Tarr's group comes under attack by Comte de Saint Germain, a seeming immortal who inherits the killers and cultists and resources of Fu Manchu. Germain captures Leiko Wu, Tarr's agent and Shang-Chi's ex-girlfriend. Clive Reston and Tarr have a shootout with an assassination team on the docks of Singapore after yet another safe-house is uncovered. Shang-Chi saves them from certain death. Some time later, Tarr rejoins MI-6 as an agent and confidant of Clive Reston.

===Marvel NOW!===
Tarr has been promoted to the director of MI-6. After Leiko Wu is murdered in London's Chinatown while on an undercover mission to infiltrate the triads, Tarr reunites with Shang-Chi, who has come to London to investigate Leiko's death. Although Tarr tells Shang of Leiko's darker change in demeanor, he lets him continue with his investigation. It is later revealed that Tarr and MI-6 are discretely monitoring Shang-Chi's activities. Tarr tips off Lin Sun to Shang-Chi's location when he and the Sons of the Tiger arrive in London to help their friend and the Daughters of the Dragon. After Midnight Sun's ritual with the Mao Shan Pai causes a citywide electrical interference, MI-6 tracks the energy source to White Dragon's estate outside London, where Tarr deduces Shang-Chi is. Tarr and his men storm the estate; the recently resurrected Leiko escapes while White Dragon's men are arrested.
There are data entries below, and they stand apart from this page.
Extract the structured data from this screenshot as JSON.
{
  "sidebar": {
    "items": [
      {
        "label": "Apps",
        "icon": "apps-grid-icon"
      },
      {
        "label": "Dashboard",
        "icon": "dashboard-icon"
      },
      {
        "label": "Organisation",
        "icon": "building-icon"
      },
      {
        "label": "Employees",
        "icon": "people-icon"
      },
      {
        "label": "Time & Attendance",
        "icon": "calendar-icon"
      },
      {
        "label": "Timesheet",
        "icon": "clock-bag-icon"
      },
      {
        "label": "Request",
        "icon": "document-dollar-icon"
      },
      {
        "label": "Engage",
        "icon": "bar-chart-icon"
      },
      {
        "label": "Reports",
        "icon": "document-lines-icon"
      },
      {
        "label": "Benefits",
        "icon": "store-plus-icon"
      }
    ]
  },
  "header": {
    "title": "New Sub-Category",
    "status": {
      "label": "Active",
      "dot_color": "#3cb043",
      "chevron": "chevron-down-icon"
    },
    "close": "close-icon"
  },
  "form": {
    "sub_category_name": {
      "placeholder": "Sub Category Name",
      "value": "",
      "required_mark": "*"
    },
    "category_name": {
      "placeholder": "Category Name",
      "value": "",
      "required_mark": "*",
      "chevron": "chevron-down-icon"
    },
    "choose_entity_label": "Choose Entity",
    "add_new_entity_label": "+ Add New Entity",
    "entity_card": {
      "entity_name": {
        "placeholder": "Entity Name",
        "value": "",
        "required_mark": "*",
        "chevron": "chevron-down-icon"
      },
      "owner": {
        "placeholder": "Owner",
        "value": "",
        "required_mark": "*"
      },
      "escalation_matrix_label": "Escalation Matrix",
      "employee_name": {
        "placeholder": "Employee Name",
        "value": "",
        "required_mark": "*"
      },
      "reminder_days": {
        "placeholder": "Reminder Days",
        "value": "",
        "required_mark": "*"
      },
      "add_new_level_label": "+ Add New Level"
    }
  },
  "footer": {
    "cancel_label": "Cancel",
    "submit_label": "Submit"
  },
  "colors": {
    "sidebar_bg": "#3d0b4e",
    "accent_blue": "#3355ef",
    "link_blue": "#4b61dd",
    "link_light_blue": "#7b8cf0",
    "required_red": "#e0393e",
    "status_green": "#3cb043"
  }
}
===Shang-Chi and the Ten Rings===
After Shang-Chi assumes leadership of the Five Weapons Society and acquires the Ten Rings, Tarr dispatches Leiko and Reston to keep Shang-Chi preoccupied with a fake rescue mission while he and his men retrieve the Rings. When MI6's and MI13's tampering causes the Ten Rings to summon an alien parasite called the Wyrm of Desolation, Shang-Chi reacquires the Rings to rescue them. Shang-Chi admonishes Tarr and his former friends for betraying him and leaves with the Ten Rings.

==Other versions==
In the Ultimate Marvel universe, Jack Tarr is the head of MI6's Special Section, a group of covert agents working for Pete Wisdom.